Kementerian Kehutanan (Kemenhut) mengambil langkah tegas
menyegel sejumlah subyek hukum yang diduga kuat menjadi pemicu terjadinya
bencana banjir dan longsor di Sumatera. Hingga Sabtu (6/12/2025), sebanyak
empat subyek hukum telah disegel dari total 12 yang diidentifikasi melakukan
pelanggaran kehutanan.
Menteri Kehutanan, Raja Juli Antoni, menegaskan penindakan
ini adalah tindak lanjut dari komitmen pemerintah untuk menindak tegas perusak
lingkungan."Sesuai dengan apa yang sudah saya sampaikan di DPR, tim kami
di lapangan sudah mulai melakukan operasi penegakan hukum dengan penyegelan 4
subyek hukum dari sekitar 12 subyek hukum yang diduga melakukan pelanggaran
berkaitan dengan bencana di Sumatera," ujar Menhut Raja Juli Antoni kepada
wartawan, Sabtu (6/12/2025).
Daftar Subyek Hukum yang Disegel
Menhut Antoni menjamin dirinya tidak akan berkompromi dengan
pihak mana pun yang terbukti merusak hutan. Penegakan hukum ini dilakukan
secara tegas dan tanpa pandang bulu.
Empat subyek hukum yang telah disegel dan berada di wilayah
Tapanuli Selatan dan Tapanuli Utara, Sumatera Utara, meliputi:
Areal Konsesi TPL Desa Marisi, Angkola Timur, Kabupaten
Tapanuli Selatan.
PHAT Jhon Ary Manalu Desa Pardomuan, Simangumban, Tapanuli
Utara.
PHAT Asmadi Ritonga Desa Dolok Sahut, Simangumban, Tapanuli
Utara.
PHAT David Pangabean Desa Simanosor Tonga, Saipar Dolok
Hole, Tapanuli Selatan.
Penyelidikan DAS Batang Toru dan 8 Lokasi Menyusul
Selain empat lokasi yang telah disegel, Menhut Antoni
mengungkapkan bahwa pihaknya melalui Direktorat Jenderal Penegakan Hukum (Gakkum)

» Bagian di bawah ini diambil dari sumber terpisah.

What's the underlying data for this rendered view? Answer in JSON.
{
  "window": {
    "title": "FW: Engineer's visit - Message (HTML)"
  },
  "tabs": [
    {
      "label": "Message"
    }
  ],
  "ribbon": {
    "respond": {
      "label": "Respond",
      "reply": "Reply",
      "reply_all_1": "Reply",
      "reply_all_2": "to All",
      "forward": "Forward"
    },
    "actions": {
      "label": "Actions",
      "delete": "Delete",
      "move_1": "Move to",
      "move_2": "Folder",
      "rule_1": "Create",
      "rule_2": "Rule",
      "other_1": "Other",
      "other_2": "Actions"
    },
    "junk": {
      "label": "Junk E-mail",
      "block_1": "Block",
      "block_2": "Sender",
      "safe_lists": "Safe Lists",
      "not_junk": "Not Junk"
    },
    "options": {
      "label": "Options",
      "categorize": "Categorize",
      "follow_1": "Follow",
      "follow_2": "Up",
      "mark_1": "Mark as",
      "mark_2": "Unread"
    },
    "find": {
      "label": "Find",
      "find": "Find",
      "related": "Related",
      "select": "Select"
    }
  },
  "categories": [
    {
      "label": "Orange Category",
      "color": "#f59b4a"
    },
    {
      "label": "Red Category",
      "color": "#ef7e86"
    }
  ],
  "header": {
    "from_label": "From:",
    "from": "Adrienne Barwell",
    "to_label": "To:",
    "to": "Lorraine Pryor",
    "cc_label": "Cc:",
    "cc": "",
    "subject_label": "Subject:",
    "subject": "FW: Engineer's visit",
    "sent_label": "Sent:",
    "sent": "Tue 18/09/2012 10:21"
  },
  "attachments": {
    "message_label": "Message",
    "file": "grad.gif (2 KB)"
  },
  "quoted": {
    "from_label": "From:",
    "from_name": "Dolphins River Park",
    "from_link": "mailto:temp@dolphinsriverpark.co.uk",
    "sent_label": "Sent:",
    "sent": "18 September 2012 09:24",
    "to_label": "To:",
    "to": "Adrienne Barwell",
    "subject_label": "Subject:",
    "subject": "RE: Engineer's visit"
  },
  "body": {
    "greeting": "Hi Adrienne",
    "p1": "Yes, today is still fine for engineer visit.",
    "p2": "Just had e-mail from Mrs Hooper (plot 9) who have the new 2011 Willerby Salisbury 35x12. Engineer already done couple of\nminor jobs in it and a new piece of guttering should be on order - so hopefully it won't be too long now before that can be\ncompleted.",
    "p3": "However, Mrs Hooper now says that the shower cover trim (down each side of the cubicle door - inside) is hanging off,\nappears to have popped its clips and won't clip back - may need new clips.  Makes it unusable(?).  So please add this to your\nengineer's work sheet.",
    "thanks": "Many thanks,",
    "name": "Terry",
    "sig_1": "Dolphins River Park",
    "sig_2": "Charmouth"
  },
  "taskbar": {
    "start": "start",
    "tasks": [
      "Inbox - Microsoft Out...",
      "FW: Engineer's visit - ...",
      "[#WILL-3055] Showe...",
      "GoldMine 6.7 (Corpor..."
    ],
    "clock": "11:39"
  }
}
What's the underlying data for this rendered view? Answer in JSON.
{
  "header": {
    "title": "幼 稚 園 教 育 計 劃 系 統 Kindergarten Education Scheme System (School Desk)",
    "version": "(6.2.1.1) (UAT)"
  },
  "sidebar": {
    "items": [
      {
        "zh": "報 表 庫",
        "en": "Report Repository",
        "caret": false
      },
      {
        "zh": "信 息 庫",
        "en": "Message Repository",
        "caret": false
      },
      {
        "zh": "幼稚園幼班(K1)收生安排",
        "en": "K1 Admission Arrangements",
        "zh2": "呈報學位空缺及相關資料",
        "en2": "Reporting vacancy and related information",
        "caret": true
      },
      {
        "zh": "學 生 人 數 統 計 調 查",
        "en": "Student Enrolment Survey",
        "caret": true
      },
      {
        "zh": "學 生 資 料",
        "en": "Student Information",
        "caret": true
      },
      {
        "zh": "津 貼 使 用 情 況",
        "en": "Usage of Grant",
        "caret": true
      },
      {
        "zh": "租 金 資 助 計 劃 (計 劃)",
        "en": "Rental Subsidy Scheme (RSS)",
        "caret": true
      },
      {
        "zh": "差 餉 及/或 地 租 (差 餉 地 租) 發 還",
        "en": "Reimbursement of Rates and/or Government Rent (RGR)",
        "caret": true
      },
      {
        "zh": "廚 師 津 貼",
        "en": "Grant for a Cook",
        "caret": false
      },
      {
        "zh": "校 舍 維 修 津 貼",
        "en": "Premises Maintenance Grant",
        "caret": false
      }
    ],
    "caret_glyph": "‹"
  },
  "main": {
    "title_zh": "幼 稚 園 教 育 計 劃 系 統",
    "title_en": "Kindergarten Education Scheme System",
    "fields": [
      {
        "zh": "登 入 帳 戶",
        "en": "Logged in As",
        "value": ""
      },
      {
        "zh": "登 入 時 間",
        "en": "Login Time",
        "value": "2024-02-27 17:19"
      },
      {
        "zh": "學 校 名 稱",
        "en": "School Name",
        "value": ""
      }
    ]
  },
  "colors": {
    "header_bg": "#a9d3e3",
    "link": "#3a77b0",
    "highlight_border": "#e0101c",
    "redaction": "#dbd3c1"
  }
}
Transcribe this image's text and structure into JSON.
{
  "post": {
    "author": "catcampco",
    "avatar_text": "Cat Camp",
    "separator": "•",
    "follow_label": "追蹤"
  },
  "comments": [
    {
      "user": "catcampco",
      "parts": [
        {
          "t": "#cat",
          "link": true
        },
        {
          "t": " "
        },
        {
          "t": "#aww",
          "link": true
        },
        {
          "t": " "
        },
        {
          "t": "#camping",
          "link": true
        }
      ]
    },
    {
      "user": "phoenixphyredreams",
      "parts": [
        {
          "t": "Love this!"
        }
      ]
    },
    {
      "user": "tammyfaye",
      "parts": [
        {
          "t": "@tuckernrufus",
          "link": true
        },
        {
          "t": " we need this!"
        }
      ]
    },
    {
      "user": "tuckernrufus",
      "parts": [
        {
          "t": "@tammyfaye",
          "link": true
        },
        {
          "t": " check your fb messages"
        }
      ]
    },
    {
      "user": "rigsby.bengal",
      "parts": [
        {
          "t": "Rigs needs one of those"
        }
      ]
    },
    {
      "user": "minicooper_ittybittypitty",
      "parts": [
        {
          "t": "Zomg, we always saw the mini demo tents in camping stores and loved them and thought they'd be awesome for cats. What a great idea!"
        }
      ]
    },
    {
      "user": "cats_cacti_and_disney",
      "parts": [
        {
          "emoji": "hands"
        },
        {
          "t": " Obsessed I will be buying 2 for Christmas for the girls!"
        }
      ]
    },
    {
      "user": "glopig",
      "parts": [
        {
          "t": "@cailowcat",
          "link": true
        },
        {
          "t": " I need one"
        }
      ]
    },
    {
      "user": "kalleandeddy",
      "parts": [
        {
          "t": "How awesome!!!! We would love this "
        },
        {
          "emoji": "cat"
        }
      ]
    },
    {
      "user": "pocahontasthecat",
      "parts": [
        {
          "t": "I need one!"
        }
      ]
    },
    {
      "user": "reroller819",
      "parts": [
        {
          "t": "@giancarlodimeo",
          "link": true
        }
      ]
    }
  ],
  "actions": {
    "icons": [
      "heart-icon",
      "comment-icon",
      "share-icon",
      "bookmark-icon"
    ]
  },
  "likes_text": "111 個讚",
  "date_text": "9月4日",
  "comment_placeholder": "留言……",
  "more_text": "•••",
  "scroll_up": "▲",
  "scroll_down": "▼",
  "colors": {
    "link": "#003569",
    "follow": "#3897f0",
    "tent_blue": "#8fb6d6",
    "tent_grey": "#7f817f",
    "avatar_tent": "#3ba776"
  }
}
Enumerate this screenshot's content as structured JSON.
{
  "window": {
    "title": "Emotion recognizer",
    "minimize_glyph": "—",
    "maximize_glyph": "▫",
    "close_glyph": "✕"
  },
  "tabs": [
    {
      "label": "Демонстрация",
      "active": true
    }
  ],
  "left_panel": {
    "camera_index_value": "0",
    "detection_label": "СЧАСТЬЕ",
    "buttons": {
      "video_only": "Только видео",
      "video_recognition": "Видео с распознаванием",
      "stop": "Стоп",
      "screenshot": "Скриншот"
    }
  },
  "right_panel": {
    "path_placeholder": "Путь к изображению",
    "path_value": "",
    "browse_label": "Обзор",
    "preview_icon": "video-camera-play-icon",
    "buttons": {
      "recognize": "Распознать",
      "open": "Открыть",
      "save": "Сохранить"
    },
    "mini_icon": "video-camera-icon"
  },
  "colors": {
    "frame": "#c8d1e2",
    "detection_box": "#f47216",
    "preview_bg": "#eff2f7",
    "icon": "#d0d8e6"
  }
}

terus melakukan pendalaman terhadap dugaan pelanggaran kehutanan di kawasan
Daerah Aliran Sungai (DAS) Batang Toru, Sumatera Utara.
Pendalaman dilakukan secara ilmiah dengan mengumpulkan bukti
sampel kayu hingga meminta keterangan dari berbagai pihak terkait.
"Selain 4 subjek hukum yang sudah disegel, sebanyak 8
lainnya juga sudah teridentifikasi dan akan segera disegel," pungkas
Antoni.
Ia memastikan penyelidikan mendalam ini akan terus
berlanjut. Hasil penyelidikan nantinya dapat berujung pada penetapan
pelanggaran pidana, pengenaan denda administratif, atau pencabutan izin bagi
pihak-pihak yang terbukti merusak hutan dan memicu bencana ekologis.